Taywee · on June 3, 2023

That's a pretty fragile and fault-prone method, and is extremely prone to typo squatting. I'm glad something like this isn't popular today, because it would very quickly be capitalized on by scammers, who wouldn't even have to rely on humans making typos anymore.

If it doesn't have error checking and checksums, it shouldn't be relied upon by the general public.

dheera · on June 3, 2023

Why would typo squatting be part of the threat model?

Let's say you're at a restaurant, they have one of those stupid QR codes to view the menu (I really wish they would print the damn menus, but that's another story ...). Why not just an URL of "myrestaurant.com/menu" and you just scan that URL? Who would typo-squat an alternate menu and paste it on the restaurant tables?

If there's a venue in which typo-squatting is a potential threat, QR-squatting would be an even bigger threat because even if only 5% of people have sharp enough eyes to spot a typo squat, probably only 0.0001% of people are good at decoding QR codes in their brain and would spot a QR squat. The typo squat is easier to spot.

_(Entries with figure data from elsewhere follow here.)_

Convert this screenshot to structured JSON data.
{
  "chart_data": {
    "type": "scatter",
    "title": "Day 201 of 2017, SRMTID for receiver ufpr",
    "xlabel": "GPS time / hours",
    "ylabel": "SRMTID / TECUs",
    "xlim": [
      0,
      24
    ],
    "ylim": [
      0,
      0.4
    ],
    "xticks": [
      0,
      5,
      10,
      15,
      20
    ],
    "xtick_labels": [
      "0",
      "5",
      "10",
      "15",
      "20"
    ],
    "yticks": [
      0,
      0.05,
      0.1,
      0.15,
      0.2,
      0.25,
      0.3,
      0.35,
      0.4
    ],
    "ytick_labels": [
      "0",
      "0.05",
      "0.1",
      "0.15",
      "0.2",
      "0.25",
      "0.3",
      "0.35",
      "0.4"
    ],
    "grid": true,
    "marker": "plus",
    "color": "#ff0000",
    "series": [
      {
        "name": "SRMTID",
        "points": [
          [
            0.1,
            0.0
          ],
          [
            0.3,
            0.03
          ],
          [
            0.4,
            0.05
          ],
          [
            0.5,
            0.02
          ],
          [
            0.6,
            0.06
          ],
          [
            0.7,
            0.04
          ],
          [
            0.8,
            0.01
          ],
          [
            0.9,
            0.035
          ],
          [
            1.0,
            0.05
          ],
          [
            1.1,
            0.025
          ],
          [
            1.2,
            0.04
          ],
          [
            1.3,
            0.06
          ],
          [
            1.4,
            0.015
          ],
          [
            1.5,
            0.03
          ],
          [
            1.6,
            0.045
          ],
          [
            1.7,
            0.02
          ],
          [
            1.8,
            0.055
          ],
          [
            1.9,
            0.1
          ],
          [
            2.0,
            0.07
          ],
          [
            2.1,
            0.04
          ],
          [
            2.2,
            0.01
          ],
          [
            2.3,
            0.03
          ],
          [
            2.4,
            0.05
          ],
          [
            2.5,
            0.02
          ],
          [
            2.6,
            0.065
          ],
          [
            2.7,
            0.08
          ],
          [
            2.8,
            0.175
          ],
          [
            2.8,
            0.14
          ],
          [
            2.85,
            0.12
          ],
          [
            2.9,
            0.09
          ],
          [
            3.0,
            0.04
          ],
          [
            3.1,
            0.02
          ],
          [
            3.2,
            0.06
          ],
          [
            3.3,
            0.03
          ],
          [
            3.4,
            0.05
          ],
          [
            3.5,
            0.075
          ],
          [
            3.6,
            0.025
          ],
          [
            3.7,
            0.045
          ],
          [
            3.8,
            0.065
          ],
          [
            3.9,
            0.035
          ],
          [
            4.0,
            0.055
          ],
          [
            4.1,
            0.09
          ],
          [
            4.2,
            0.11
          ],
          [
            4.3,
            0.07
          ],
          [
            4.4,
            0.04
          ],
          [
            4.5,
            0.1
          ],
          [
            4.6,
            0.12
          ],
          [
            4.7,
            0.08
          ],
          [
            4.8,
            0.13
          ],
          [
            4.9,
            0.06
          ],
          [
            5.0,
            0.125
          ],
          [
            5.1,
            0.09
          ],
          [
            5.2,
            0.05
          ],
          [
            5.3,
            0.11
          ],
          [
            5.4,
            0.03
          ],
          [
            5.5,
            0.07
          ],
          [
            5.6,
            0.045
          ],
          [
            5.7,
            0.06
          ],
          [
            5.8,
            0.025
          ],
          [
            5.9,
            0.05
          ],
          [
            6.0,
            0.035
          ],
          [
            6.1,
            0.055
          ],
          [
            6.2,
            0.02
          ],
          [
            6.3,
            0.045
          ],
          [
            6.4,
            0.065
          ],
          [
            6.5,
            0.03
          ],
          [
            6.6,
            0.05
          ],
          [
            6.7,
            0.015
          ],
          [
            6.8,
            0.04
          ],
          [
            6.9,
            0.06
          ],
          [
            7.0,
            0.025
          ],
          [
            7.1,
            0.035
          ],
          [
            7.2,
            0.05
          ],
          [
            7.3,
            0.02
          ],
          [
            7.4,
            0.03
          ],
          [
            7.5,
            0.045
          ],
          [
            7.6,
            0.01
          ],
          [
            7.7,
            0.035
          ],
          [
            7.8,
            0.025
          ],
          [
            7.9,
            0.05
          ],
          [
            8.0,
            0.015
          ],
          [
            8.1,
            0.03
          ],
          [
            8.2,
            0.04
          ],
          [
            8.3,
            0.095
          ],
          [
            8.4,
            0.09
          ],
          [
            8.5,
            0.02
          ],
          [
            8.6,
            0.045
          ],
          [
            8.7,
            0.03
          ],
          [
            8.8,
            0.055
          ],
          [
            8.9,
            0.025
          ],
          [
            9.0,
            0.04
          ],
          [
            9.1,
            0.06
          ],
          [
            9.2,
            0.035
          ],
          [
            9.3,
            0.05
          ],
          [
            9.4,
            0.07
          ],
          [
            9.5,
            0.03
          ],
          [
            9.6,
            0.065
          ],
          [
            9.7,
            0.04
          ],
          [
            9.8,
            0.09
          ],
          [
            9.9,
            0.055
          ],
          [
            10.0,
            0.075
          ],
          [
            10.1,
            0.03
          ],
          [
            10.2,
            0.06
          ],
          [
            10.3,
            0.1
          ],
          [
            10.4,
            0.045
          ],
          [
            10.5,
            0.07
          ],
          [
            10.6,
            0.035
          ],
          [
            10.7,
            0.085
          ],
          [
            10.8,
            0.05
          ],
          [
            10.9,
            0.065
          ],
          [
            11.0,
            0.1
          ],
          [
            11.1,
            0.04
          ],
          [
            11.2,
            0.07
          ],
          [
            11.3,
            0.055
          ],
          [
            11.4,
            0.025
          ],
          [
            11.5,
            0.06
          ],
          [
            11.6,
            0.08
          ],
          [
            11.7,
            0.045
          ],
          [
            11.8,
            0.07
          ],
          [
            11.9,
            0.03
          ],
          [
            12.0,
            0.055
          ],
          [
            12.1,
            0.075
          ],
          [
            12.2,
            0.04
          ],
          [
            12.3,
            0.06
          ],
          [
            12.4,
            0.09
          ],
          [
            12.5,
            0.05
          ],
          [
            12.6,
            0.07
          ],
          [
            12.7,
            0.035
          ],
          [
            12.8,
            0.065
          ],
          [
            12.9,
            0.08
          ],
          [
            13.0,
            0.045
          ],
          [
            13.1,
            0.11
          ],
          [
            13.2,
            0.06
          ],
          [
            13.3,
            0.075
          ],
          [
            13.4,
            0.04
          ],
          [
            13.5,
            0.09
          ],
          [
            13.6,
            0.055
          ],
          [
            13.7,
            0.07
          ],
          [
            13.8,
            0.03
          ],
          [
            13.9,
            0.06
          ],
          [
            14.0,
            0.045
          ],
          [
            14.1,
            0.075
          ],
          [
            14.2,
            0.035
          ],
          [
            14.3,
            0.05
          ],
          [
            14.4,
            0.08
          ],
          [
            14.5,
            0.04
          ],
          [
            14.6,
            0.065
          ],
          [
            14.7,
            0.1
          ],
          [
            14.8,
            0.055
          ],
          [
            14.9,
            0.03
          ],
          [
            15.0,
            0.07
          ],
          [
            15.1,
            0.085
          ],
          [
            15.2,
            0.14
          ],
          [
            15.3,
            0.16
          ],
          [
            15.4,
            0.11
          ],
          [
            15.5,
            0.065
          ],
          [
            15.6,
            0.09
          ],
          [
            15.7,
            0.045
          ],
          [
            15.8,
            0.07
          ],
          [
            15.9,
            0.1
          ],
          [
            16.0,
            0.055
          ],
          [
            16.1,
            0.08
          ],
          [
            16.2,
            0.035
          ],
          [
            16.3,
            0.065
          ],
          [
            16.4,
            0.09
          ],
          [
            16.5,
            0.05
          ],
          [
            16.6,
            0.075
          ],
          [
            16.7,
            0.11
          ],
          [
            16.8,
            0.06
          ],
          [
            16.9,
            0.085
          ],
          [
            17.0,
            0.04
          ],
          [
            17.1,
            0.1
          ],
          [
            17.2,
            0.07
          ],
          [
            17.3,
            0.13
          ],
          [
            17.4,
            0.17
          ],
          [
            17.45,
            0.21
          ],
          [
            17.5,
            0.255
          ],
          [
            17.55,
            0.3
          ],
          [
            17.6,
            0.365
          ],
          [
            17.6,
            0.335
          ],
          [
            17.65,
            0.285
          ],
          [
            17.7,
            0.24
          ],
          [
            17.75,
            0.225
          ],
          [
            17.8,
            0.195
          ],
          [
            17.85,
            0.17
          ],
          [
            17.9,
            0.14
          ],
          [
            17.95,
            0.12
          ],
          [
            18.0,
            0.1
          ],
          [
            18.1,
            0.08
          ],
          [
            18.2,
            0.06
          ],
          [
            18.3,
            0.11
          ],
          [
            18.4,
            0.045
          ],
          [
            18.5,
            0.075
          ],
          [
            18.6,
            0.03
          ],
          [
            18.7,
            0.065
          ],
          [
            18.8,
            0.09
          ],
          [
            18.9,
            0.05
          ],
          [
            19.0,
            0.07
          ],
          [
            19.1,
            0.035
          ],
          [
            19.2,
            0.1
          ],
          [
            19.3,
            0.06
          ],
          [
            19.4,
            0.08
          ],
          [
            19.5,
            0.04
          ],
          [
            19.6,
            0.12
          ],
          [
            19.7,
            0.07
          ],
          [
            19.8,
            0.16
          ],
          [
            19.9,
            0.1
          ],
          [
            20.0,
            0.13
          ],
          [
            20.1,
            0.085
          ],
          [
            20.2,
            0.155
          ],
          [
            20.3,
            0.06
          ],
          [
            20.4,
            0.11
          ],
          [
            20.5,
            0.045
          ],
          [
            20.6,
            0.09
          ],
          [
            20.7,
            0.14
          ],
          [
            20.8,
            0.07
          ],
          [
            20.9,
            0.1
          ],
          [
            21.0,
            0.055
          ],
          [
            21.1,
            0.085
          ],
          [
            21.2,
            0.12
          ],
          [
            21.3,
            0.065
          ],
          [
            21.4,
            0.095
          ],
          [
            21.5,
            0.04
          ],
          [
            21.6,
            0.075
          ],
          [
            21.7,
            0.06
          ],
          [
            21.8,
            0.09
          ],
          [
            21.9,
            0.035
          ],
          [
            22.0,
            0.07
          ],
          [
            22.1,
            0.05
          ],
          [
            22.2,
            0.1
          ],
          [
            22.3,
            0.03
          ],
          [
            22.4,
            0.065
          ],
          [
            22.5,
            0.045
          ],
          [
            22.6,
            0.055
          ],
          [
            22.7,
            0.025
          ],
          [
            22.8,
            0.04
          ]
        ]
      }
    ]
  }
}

If you really wanted, we could also establish an optional checksum protocol for URLs e.g. http://myrestaurant.com/menu#cs=123

If the checksum fails, the phone can try (a) all possible 1-2 character edits for error correction, which should take only a couple milliseconds (b) auto-Google the URL to see if there is a fixed version of the URL (c) error out if both of the above fail.

TimothyBJacobs · on June 3, 2023

They’re saying that an attacker would register variations of similar looking domains relying on the OCR misreading the correct URL. They aren’t suggesting that an attacker would paste the invalid URL in real life menus.

dheera · on June 5, 2023

The whole point of QR codes is to paste URLs in real life. For non-real-life use cases even QR codes are unnecessary and people would just use links. For that, yes, typo-squatting and phishing are issues.

I'm suggesting that for real life we could just use URLs and OCR instead of QR codes.

jraph · on June 5, 2023

> I'm suggesting that for real life we could just use URLs and OCR

No, because that's not reliable, and way more complicated and error-prone.

It's the same reason bar codes are used instead of directly the id they code.

Your earlier solution doesn't convince me. It's interesting, but not practical, and reading the URL should work even if internet is off or the server is down.

(Having a checksum next to the URL may start making OCR practical though)